Looking at the set_nmi_callback(), there does not seem to be anything
which will make it fail. I think enabling profiling support will only
disable any regular NMI generation from LAPIC for watchdog purposes because
performance registers being used for NMI generation are claimed back.

So even if profiling is enabled, kexec/kdump should not fail.

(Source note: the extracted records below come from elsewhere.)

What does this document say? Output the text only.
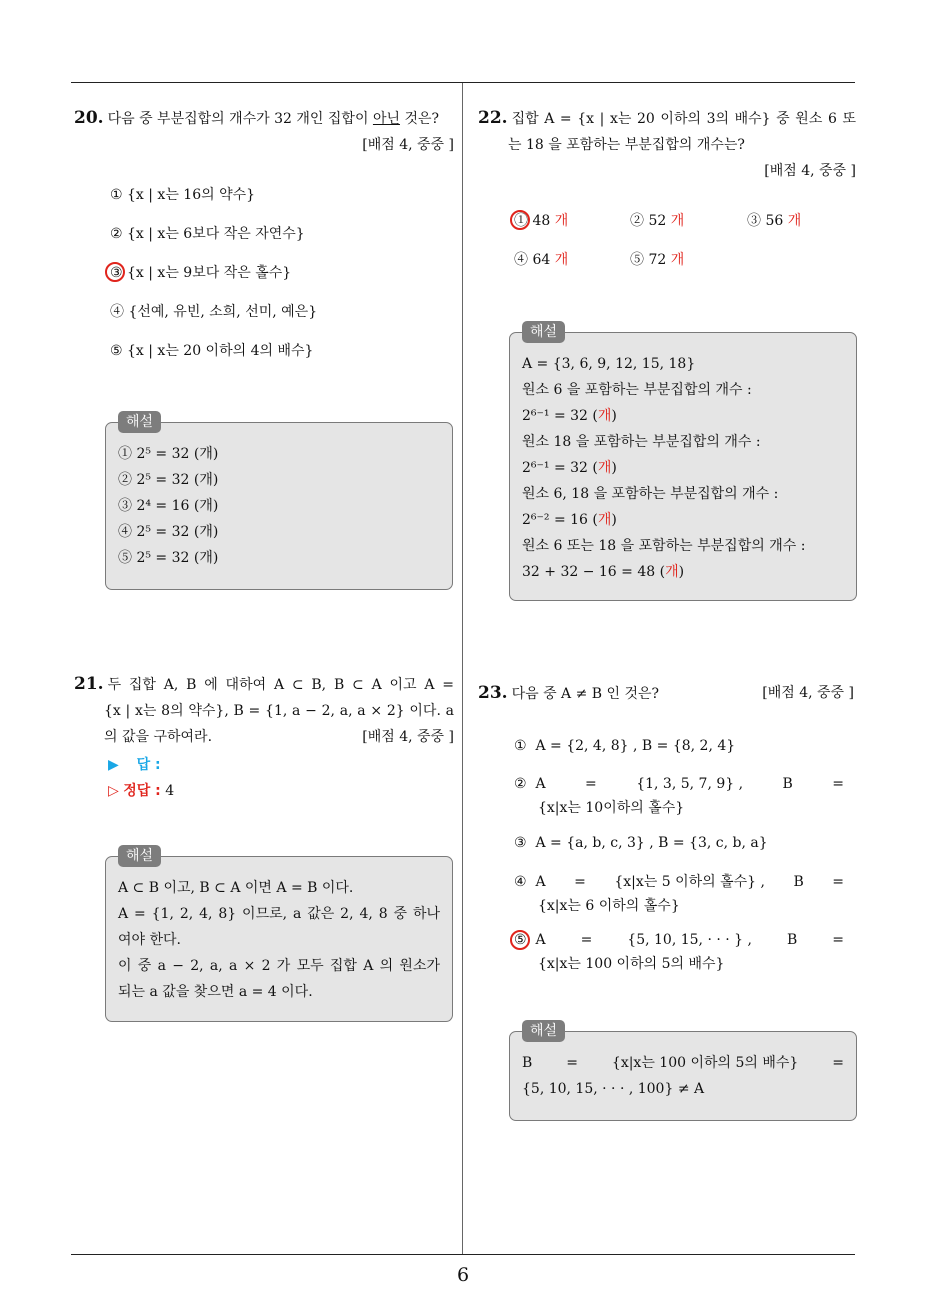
20. 다음 중 부분집합의 개수가 32 개인 집합이 아닌 것은?
[배점 4, 중중 ]
① {x | x는 16의 약수}
② {x | x는 6보다 작은 자연수}
③ {x | x는 9보다 작은 홀수}
④ {선예, 유빈, 소희, 선미, 예은}
⑤ {x | x는 20 이하의 4의 배수}
해설
① 2⁵ = 32 (개)
② 2⁵ = 32 (개)
③ 2⁴ = 16 (개)
④ 2⁵ = 32 (개)
⑤ 2⁵ = 32 (개)
21. 두 집합 A, B 에 대하여 A ⊂ B, B ⊂ A 이고 A =
{x | x는 8의 약수}, B = {1, a − 2, a, a × 2} 이다. a
의 값을 구하여라.	[배점 4, 중중 ]
▶ 답 :
▷ 정답 : 4
해설
A ⊂ B 이고, B ⊂ A 이면 A = B 이다.
A = {1, 2, 4, 8} 이므로, a 값은 2, 4, 8 중 하나
여야 한다.
이 중 a − 2, a, a × 2 가 모두 집합 A 의 원소가
되는 a 값을 찾으면 a = 4 이다.
22. 집합 A = {x | x는 20 이하의 3의 배수} 중 원소 6 또
는 18 을 포함하는 부분집합의 개수는?
[배점 4, 중중 ]
① 48 개	② 52 개	③ 56 개
④ 64 개	⑤ 72 개
해설
A = {3, 6, 9, 12, 15, 18}
원소 6 을 포함하는 부분집합의 개수 :
2⁶⁻¹ = 32 (개)
원소 18 을 포함하는 부분집합의 개수 :
2⁶⁻¹ = 32 (개)
원소 6, 18 을 포함하는 부분집합의 개수 :
2⁶⁻² = 16 (개)
원소 6 또는 18 을 포함하는 부분집합의 개수 :
32 + 32 − 16 = 48 (개)
23. 다음 중 A ≠ B 인 것은?	[배점 4, 중중 ]
① A = {2, 4, 8} , B = {8, 2, 4}
② A	=	{1, 3, 5, 7, 9} ,	B	=
{x|x는 10이하의 홀수}
③ A = {a, b, c, 3} , B = {3, c, b, a}
④ A = {x|x는 5 이하의 홀수} , B =
{x|x는 6 이하의 홀수}
⑤ A = {5, 10, 15, · · · } , B =
{x|x는 100 이하의 5의 배수}
해설
B = {x|x는 100 이하의 5의 배수} =
{5, 10, 15, · · · , 100} ≠ A
6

> After talking to Andi, he mentioned that subsystems should be using the
> notifier callback on the die chain instead.  The included patch
> incorporates that.  The priority is set to 0, hopefully causing the
> notifier to be the first one called.  
> 

Ok if the goal is to force the subsystems to rely on die notifier chain
instead of nmi_callback and getting rid of set_nmi_callback() interfaces,
then it spells some problems for kdump, as kdump is different for other
subsystems. You rightly pointed out that what if chain is corrupted
or if some die notifier funciton hangs.

Looks like that notifiers are called in increasing priority order. Looking
at the code, it looks like notifier with priority 0x7fffffff will be called
first. But still there is no gurantee. People registering first with
this priority will be called first. Kdump registers in then end hence
will be called last, so liable to fail. 


> However, after talking to Vivek about this, he mentioned that he could
> still invision conditions (the die_chain is corrupted) where even this
> procedure might not work.  
> 
> I believe using the notifier is safer for now.  Plus I am working on a
> patch that removes the set_nmi_callback()/unset_nmi_callback() (hence my
> push for this patch), so I would like to have this patch go in.  :)
> 
> Vivek also mentioned some other work at replacing the nmi stack
> completely, which would make this patch moot.  But I don't know the state
> of it.  

Looks like changing the idt table to a crash specific function for NMI
vector is the safest solution for kdump. We had discussed this in the past
in the context of stack overflow safe dump. Fernando from NTT Data had posted
the patches for it. May be you can fish out those patches and just extract
the piece of code which replaces NMI vector handling.